Sun Apr 1 11:22:33 PDT 2007

> Electromagnetics Research Symposium" in Verona.  There appears
> to be a considerable buzz now around FDTD calculations on GPUs.

the very latest gen GPUs (G80 and as yet unreleased R600) make very 
interesting coprocessors for vector-ish calculations which can be 
expressed using integer or single-precision operations.

> Has anyone any experience of this? How do these products stack
> up against the traditional Beowulf solution?

they _are_ in the spirit of Beowulf, which is all about hacking 
commodity hardware to suit HPC purposes.

> We are planning to buy a new Beowulf in the next few months. I'm
> wondering whether I should set aside some funds for GPU instead
> of CPU...

as with any purchase, you need to figure out what your workload needs,
and how you can feed it.  GPGPU requires substantial custom programming 
effort - there is no standardized interface (like MPI) to do it.
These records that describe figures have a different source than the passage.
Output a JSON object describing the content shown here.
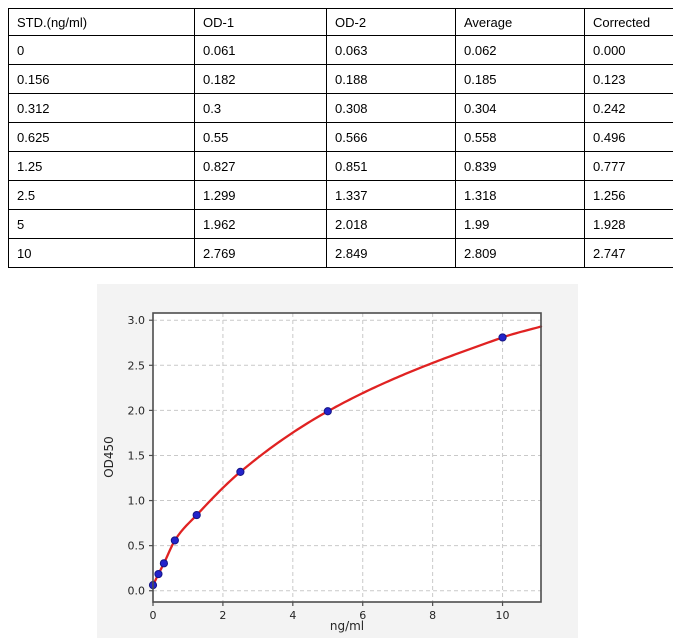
{
  "table": {
    "headers": [
      "STD.(ng/ml)",
      "OD-1",
      "OD-2",
      "Average",
      "Corrected"
    ],
    "rows": [
      [
        "0",
        "0.061",
        "0.063",
        "0.062",
        "0.000"
      ],
      [
        "0.156",
        "0.182",
        "0.188",
        "0.185",
        "0.123"
      ],
      [
        "0.312",
        "0.3",
        "0.308",
        "0.304",
        "0.242"
      ],
      [
        "0.625",
        "0.55",
        "0.566",
        "0.558",
        "0.496"
      ],
      [
        "1.25",
        "0.827",
        "0.851",
        "0.839",
        "0.777"
      ],
      [
        "2.5",
        "1.299",
        "1.337",
        "1.318",
        "1.256"
      ],
      [
        "5",
        "1.962",
        "2.018",
        "1.99",
        "1.928"
      ],
      [
        "10",
        "2.769",
        "2.849",
        "2.809",
        "2.747"
      ]
    ]
  },
  "chart_data": {
    "type": "scatter",
    "title": "",
    "xlabel": "ng/ml",
    "ylabel": "OD450",
    "x": [
      0,
      0.156,
      0.312,
      0.625,
      1.25,
      2.5,
      5,
      10
    ],
    "y": [
      0.062,
      0.185,
      0.304,
      0.558,
      0.839,
      1.318,
      1.99,
      2.809
    ],
    "fit_curve": "smooth fit through all points",
    "fit_curve_end": {
      "x": 11.1,
      "y": 2.93
    },
    "xlim": [
      0,
      11.1
    ],
    "ylim": [
      -0.125,
      3.08
    ],
    "xticks": [
      0,
      2,
      4,
      6,
      8,
      10
    ],
    "yticks": [
      0.0,
      0.5,
      1.0,
      1.5,
      2.0,
      2.5,
      3.0
    ],
    "grid": "dashed",
    "legend": "none",
    "colors": {
      "point_fill": "#2323cb",
      "point_edge": "#151585",
      "curve": "#e02222",
      "panel_bg": "#f3f3f3",
      "plot_bg": "#ffffff",
      "grid_line": "#c9c9c9",
      "spine": "#4d4d4d"
    }
  }
}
GPGPU makes a lot of sense where you have a research project which:
 	- has some large amount of high-level programming resources
 	(say, a top grad student for at least 6 months).
 	- is going to be seriously limited on normal hardware (ie,
 	runs will take 2 years each).
 	- has some promise of running well on GPU hardware (very SIMD,
 	needs to fit into limited memories, integer or 32b float, etc)

the speedup from a GPU is around an order of magnitude (big hand wave here).
the main drawback is that effort is probably not portable to other configs,
probably not to the future, and is probably in conflict with development of 
portable/scalable approaches (say f90/MPI).  really, this issue is quite 
similar to the tradeoff in pursuing FPGA acceleration.
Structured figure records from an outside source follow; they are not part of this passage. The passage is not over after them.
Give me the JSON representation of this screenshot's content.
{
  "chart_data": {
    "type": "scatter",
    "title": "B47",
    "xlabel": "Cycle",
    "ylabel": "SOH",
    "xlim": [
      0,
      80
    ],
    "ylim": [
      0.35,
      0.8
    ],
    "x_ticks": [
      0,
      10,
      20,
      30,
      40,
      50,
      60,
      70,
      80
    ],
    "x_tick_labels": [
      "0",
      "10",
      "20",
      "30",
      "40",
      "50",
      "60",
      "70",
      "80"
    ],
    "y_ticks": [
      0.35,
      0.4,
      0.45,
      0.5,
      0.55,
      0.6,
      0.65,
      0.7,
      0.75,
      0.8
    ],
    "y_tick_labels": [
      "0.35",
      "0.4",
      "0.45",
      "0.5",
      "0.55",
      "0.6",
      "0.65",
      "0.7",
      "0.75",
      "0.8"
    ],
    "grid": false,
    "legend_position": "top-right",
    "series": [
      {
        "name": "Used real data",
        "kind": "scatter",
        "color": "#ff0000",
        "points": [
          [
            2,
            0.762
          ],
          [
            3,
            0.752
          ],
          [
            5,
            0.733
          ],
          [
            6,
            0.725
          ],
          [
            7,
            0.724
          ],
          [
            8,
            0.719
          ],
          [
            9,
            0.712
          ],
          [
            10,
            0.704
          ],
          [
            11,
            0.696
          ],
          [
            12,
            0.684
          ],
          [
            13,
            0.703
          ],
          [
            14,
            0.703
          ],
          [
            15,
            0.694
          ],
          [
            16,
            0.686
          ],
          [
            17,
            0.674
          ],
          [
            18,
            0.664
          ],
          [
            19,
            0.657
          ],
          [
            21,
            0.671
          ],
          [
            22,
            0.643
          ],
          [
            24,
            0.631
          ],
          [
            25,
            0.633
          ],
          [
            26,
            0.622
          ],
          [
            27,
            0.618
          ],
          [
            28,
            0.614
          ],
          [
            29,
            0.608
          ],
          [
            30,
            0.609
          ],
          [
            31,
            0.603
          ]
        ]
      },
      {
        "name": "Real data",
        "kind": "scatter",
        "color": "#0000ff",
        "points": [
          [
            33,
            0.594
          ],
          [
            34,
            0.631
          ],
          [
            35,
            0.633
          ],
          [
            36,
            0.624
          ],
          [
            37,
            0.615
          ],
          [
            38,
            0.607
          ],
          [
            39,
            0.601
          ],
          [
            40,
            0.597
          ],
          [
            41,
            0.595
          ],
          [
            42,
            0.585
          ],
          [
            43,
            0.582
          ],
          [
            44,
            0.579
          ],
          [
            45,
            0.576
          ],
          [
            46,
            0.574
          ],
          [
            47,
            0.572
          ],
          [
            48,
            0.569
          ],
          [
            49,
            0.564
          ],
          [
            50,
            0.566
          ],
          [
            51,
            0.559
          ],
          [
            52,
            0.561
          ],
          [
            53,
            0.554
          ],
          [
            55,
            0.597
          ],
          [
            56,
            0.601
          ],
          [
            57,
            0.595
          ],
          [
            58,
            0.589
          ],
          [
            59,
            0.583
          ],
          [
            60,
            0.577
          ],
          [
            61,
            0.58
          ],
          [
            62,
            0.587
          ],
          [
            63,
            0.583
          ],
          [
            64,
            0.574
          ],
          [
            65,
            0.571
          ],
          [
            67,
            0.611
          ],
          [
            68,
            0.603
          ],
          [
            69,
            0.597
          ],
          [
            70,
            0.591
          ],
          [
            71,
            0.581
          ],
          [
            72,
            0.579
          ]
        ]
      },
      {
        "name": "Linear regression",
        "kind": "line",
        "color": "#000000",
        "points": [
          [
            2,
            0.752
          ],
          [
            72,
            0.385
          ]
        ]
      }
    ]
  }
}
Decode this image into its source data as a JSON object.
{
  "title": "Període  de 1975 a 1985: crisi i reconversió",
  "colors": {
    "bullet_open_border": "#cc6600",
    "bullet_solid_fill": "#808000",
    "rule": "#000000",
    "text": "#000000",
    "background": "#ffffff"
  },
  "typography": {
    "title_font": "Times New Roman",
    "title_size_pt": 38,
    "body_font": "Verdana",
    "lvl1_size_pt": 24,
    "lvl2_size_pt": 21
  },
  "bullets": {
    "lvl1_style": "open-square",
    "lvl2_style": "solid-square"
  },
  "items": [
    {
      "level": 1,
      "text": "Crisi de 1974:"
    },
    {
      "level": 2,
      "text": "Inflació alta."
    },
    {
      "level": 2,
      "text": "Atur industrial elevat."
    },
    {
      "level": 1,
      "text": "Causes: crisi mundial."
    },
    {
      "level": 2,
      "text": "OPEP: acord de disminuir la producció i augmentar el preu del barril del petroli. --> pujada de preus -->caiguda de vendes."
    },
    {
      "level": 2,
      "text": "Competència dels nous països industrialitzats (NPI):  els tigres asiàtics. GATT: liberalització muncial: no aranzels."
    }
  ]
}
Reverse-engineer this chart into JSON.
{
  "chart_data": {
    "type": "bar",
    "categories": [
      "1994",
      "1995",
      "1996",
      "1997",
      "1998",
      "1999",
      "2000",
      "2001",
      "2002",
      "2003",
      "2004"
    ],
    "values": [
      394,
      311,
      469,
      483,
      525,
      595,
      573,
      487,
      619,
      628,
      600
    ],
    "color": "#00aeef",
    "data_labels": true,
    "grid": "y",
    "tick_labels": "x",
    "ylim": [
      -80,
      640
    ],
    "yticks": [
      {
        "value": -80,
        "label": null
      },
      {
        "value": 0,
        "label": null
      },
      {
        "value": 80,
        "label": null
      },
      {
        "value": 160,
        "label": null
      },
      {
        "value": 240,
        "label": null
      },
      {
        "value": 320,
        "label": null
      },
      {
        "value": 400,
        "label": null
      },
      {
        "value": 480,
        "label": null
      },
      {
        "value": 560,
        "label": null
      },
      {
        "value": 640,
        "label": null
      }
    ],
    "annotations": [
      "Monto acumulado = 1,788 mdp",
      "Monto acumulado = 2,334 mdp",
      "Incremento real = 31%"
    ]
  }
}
in short, I think the opportunity for GPU is great if you have a pressing
need which cannot be practically satisfied using the conventional approach,
and you're able to dedicate an intense burst of effort at porting to the GPU.

as far as I know, there are not any well-developed libraries which simply
harness whatever GPU you provide, but don't require your whole program to 
be GPU-ized.  the cost of sharing data with a GPU is significant, but 
blas-3 might have a high enough work-to-size ratio to make it feasible.
3d fft's might also be expressible in GPU-friendly terms (the trick would
be to utilize not fight the GPU's inherent memory-access preferences.)
perhaps some MCMC stuff might be SIMD-able?  I doubt that sequence analysis
would make much sense, since GPUs are not well-tuned to access host memory,
and sequence programs are not actually that compute-intensive.  I'd guess 
that anything involving sparse matrices would be difficult to do on a GPU.
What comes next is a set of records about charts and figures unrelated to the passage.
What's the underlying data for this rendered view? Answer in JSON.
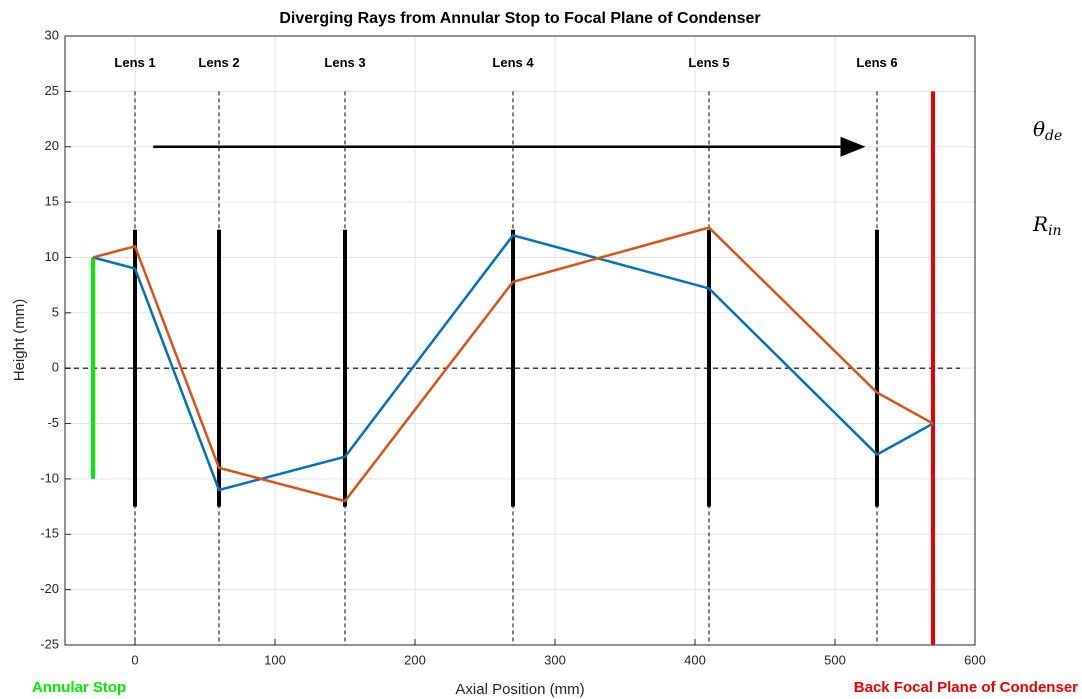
{
  "chart_data": {
    "type": "line",
    "title": "Diverging Rays from Annular Stop to Focal Plane of Condenser",
    "xlabel": "Axial Position (mm)",
    "ylabel": "Height (mm)",
    "xlim": [
      -50,
      600
    ],
    "ylim": [
      -25,
      30
    ],
    "xticks": [
      0,
      100,
      200,
      300,
      400,
      500,
      600
    ],
    "yticks": [
      -25,
      -20,
      -15,
      -10,
      -5,
      0,
      5,
      10,
      15,
      20,
      25,
      30
    ],
    "grid": true,
    "x": [
      -30,
      0,
      60,
      150,
      270,
      410,
      530,
      570
    ],
    "series": [
      {
        "color": "#0072BD",
        "values": [
          10,
          9,
          -11,
          -8,
          12,
          7.2,
          -7.8,
          -5
        ]
      },
      {
        "color": "#D95319",
        "values": [
          10,
          11,
          -9,
          -12,
          7.8,
          12.7,
          -2.2,
          -5
        ]
      }
    ],
    "axis_line_y": 0,
    "lens_ylim": [
      -12.5,
      12.5
    ],
    "lenses": [
      {
        "label": "Lens 1",
        "x": 0
      },
      {
        "label": "Lens 2",
        "x": 60
      },
      {
        "label": "Lens 3",
        "x": 150
      },
      {
        "label": "Lens 4",
        "x": 270
      },
      {
        "label": "Lens 5",
        "x": 410
      },
      {
        "label": "Lens 6",
        "x": 530
      }
    ],
    "stop": {
      "label": "Annular Stop",
      "x": -30,
      "ylim": [
        -10,
        10
      ],
      "color": "#00ee00"
    },
    "focal_plane": {
      "label": "Back Focal Plane of Condenser",
      "x": 570,
      "ylim": [
        -25,
        25
      ],
      "color": "#ee0000"
    },
    "arrow": {
      "x": [
        13,
        520
      ],
      "y": 20
    },
    "equations": [
      {
        "symbol": "θ",
        "subscript": "de"
      },
      {
        "symbol": "R",
        "subscript": "in"
      }
    ]
  }
}
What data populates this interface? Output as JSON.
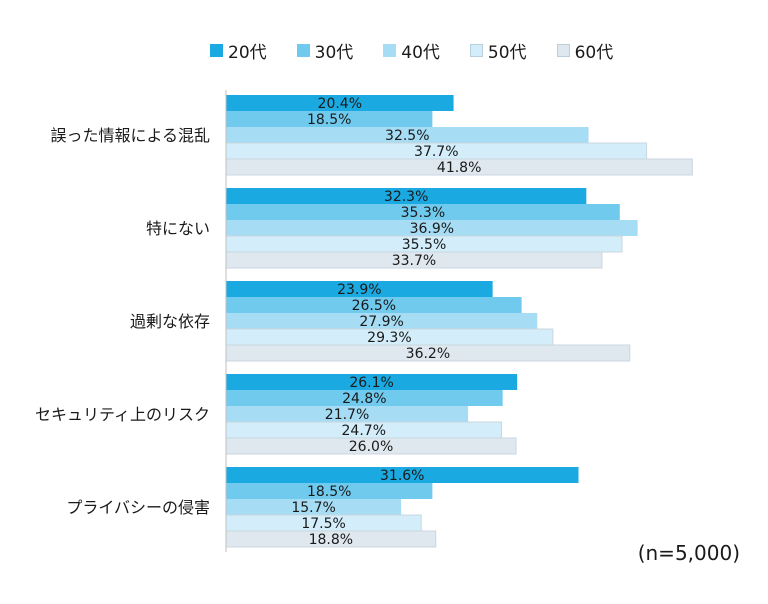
{
  "chart_data": {
    "type": "bar",
    "orientation": "horizontal",
    "categories": [
      "誤った情報による混乱",
      "特にない",
      "過剰な依存",
      "セキュリティ上のリスク",
      "プライバシーの侵害"
    ],
    "series": [
      {
        "name": "20代",
        "values": [
          20.4,
          32.3,
          23.9,
          26.1,
          31.6
        ],
        "color": "#1ba9e1"
      },
      {
        "name": "30代",
        "values": [
          18.5,
          35.3,
          26.5,
          24.8,
          18.5
        ],
        "color": "#6fcaee"
      },
      {
        "name": "40代",
        "values": [
          32.5,
          36.9,
          27.9,
          21.7,
          15.7
        ],
        "color": "#a6dcf4"
      },
      {
        "name": "50代",
        "values": [
          37.7,
          35.5,
          29.3,
          24.7,
          17.5
        ],
        "color": "#d3eefa"
      },
      {
        "name": "60代",
        "values": [
          41.8,
          33.7,
          36.2,
          26.0,
          18.8
        ],
        "color": "#dfe8ef"
      }
    ],
    "value_suffix": "%",
    "xlim": [
      0,
      45
    ],
    "legend_position": "top",
    "grid": false
  },
  "note": "(n=5,000)"
}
my organization will probably build a GPU-oriented cluster soon; I'm pushing
for it, but I'm fearful that we might not have users who are prepared to 
invest the intense effort necessary to take advantage of it.  I have some 
suspicion also that when Intel and AMD talk about greater integration between
CPU and GPU, they're headed in the direction of majorly extended SSE, rather
than something which still has parts called shader, vertex or texture.